What are the chances of that in Manhattan?



Let me switch sides and defend the film on a couple of points.  One

question I hear frequently asked is if the natives wanted to keep

Kong out of their side of the wall, why did they ever put a gate in

so wide that Kong could get out through it.  It is a smart-alecky

question and people who ask it rarely stick around for an answer. I

think it makes perfect sense.  They expect the bolt to be strong

enough to keep Kong out, but if Kong ever got over or through the

wall suddenly Mr. Wall would be no longer their friend.  Getting

Kong back to his usual side would be a hard enough task even with a

Kong-size gap in the gate.  It is all-important to avoid being

trapped on one small strip of the island with an angry ape-god.



It is frequently asked what Kong has done with his previous brides.

There has been the suggestion that he might eat them.  Gorillas are

generally assumed to be herbivores, but the truth is nobody is

certain if they really are or not.  Monkey DNA has been found in

the dung of some gorillas.  That is considered evidence that they

sometimes eat smaller animals, though that has not been observed

and is not really proof.  My opinion is that he plays with them to

death not unlike what small children will do with pets.  (Well, no.

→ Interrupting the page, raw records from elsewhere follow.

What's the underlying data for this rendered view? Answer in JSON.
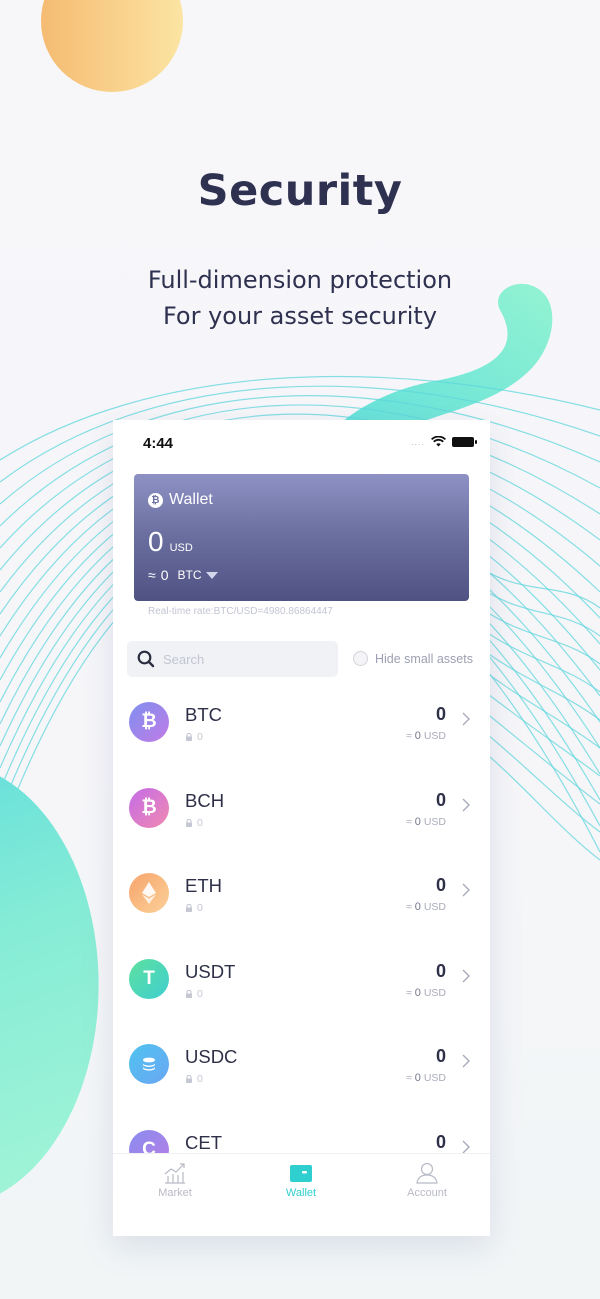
{
  "hero": {
    "title": "Security",
    "subtitle_line1": "Full-dimension protection",
    "subtitle_line2": "For your asset security"
  },
  "status_bar": {
    "time": "4:44",
    "signal": "....",
    "icons": [
      "wifi-icon",
      "battery-icon"
    ]
  },
  "wallet_card": {
    "title": "Wallet",
    "amount": "0",
    "amount_unit": "USD",
    "approx_prefix": "≈",
    "btc_amount": "0",
    "btc_unit": "BTC",
    "colors": {
      "top": "#8d91c4",
      "bottom": "#4f5282"
    }
  },
  "rate_text": "Real-time rate:BTC/USD=4980.86864447",
  "search": {
    "placeholder": "Search",
    "value": ""
  },
  "hide_small_assets": {
    "label": "Hide small assets",
    "checked": false
  },
  "assets": [
    {
      "symbol": "BTC",
      "locked": "0",
      "amount": "0",
      "usd_prefix": "≈",
      "usd_value": "0",
      "usd_unit": "USD",
      "icon": "bitcoin-icon"
    },
    {
      "symbol": "BCH",
      "locked": "0",
      "amount": "0",
      "usd_prefix": "≈",
      "usd_value": "0",
      "usd_unit": "USD",
      "icon": "bitcoin-cash-icon"
    },
    {
      "symbol": "ETH",
      "locked": "0",
      "amount": "0",
      "usd_prefix": "≈",
      "usd_value": "0",
      "usd_unit": "USD",
      "icon": "ethereum-icon"
    },
    {
      "symbol": "USDT",
      "locked": "0",
      "amount": "0",
      "usd_prefix": "≈",
      "usd_value": "0",
      "usd_unit": "USD",
      "icon": "tether-icon"
    },
    {
      "symbol": "USDC",
      "locked": "0",
      "amount": "0",
      "usd_prefix": "≈",
      "usd_value": "0",
      "usd_unit": "USD",
      "icon": "usdc-coins-icon"
    },
    {
      "symbol": "CET",
      "locked": "",
      "amount": "0",
      "usd_prefix": "",
      "usd_value": "",
      "usd_unit": "",
      "icon": "coinex-icon"
    }
  ],
  "tab_bar": {
    "tabs": [
      {
        "label": "Market",
        "icon": "market-chart-icon",
        "active": false
      },
      {
        "label": "Wallet",
        "icon": "wallet-icon",
        "active": true
      },
      {
        "label": "Account",
        "icon": "account-icon",
        "active": false
      }
    ],
    "accent": "#2fcfd0"
  }
}
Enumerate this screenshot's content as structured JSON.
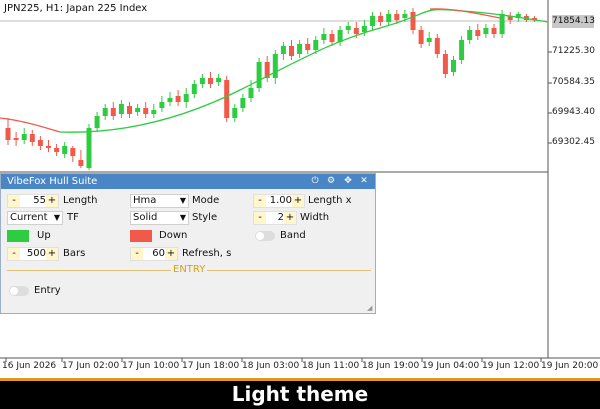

My opinion is that it is just a story, but if I had to find a

likely explanation, that would be it.)  Remember in the 1933

version of the story Ann is in mortal peril the entire time she is

with Kong.  Unlike EVERY later version of the story, in 1933 Ann

shows absolutely no sympathy for Kong.  To her Kong is all threat.

It is surprising that she does not protest more when after several

men have been killed trying to save her from Kong, Denham turns

around and is ready to use Ann as bait to get the monster.  Later a

reporter says, "Denham's taking no chances."  Is he kidding? Denham

does nothing BUT take chances.



It is somewhat ironic that Carl Denham tries to calm the Broadway

audience by telling them the Kong's bonds are made of "chrome

steel."  Chrome steel is really stainless steel.  It looks better

than standard steel because it will not rust, but it is not as

strong.  If Carl Denham had used carbon steel instead of chrome

steel he might have ended up a millionaire.  (I guess he does end a

millionaire in SON OF KONG).



Denham's plan for entertaining a Broadway audience is to show them

Kong and then to just stand up in front of the audience and tell

the story of the capture.  Can you imagine how dull an evening that

would be--just listening to Denham talking?  I suspect that that

idea may have been left over from an earlier version of the script

that would open with the Broadway scenes, Denham would show the

audience Kong and then the whole story of the capture would be done

as a flashback so that the film audience would be seeing the story

even if the Broadway audience was not.  Interesting piece of

trivia: when you see the exteriors of the Broadway theater with

stock footage of crowds outside waiting to get in, that stock

footage was actually taken at the premier of Charlie Chaplin's 1931

film CITY LIGHTS.



There are other problems with the script.  Denham complains that

the critics say, "This film would gross twice as much if it had

love interest."  That is the whole reason that Ann is taken along.

Do you know what Denham forgot?  That it takes two people to have a

love interest.  There is nobody who is supposed to be Ann's love

interest in Denham's film.  The plan is not to have her love the

as-yet unknown Kong.  Ann asks how the island will be recognized.

She is reminded that it has a mountain that looks like a skull. She

says she forgot.  How likely is it she would forget that detail?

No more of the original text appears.